Opening statements are scheduled to begin Monday morning. The trial could be wrenching: Some of Sandusky’s alleged victims, heretofore referred to only by number (“Victim 1,” “Victim 2”), are expected to take the stand and add faces and voices and raw human emotion to the prosecution’s case against him.
Sandusky, 68, has been accused of preying on 10 boys over the course of 15 years. He has pleaded not guilty to all charges.
There are broader issues beyond the question of his guilt or innocence. It is unclear whether the trial will start to bring closure to the Sandusky story or instead reopen wounds and reveal deeper dysfunction in the sometimes insular Penn State community.
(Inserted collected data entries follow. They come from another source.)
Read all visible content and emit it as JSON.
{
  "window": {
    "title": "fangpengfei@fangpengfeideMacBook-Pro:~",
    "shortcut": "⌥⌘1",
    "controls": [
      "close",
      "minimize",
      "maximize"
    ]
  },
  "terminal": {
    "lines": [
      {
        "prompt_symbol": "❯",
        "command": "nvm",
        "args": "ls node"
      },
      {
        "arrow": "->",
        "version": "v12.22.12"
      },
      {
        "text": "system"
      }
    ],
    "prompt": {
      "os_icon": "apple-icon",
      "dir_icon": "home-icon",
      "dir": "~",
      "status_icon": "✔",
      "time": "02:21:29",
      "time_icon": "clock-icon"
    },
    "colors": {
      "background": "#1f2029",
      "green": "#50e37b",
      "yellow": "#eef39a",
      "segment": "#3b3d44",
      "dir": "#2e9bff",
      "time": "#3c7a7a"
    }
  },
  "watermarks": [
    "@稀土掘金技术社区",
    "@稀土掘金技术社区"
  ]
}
Numerous official investigations into the matter remain open, including state and federal probes, and civil litigation could lie ahead.
The shocking grand jury report that set off this case in November, at the height of football season, declared that Sandusky had molested eight boys (two more alleged victims were identified later) and suggested that university officials, including legendary head coach Joe Paterno, had failed to take enough action to stop him.
The scandal quickly cost the jobs of Paterno, the winningest coach in major-college football history, and Graham Spanier, Penn State’s president of 16 years. Two administrators were charged with failure to report suspected child abuse and lying to the grand jury. Paterno died in January, an icon whose final months were tarnished by the scandal.
Last week the university issued a statement saying it hoped that “the legal process will start to bring closure to the alleged victims and families whose lives have been irrevocably impacted and that they can begin the healing process.”
Despite the psychological pain felt by this community, Sandusky did not want to be tried somewhere far away. He wanted to take his chances with people here in Centre County, where he worked nearly his entire life.
It took less than two days to assemble a jury that seems to mirror the community: 10 women and six men, all white by appearance, with more than half reporting a strong connection to the university, by far the county’s largest employer.
“We’re in Centre County. We’re in rural Pennsylvania,” Judge John M. Cleland said in court Tuesday, when defense attorneys objected to a juror who knows the father of a potential key witness. “There are these [connections] that cannot be avoided.”
The trial is expected to last as long as three weeks. As with other sex abuse cases, it will turn largely on the testimony of alleged victims of and witnesses to the abuse. A key witness may be Mike McQueary, a former assistant coach who told a grand jury that more than a decade ago he saw Sandusky sexually assault a young boy in a locker-room shower.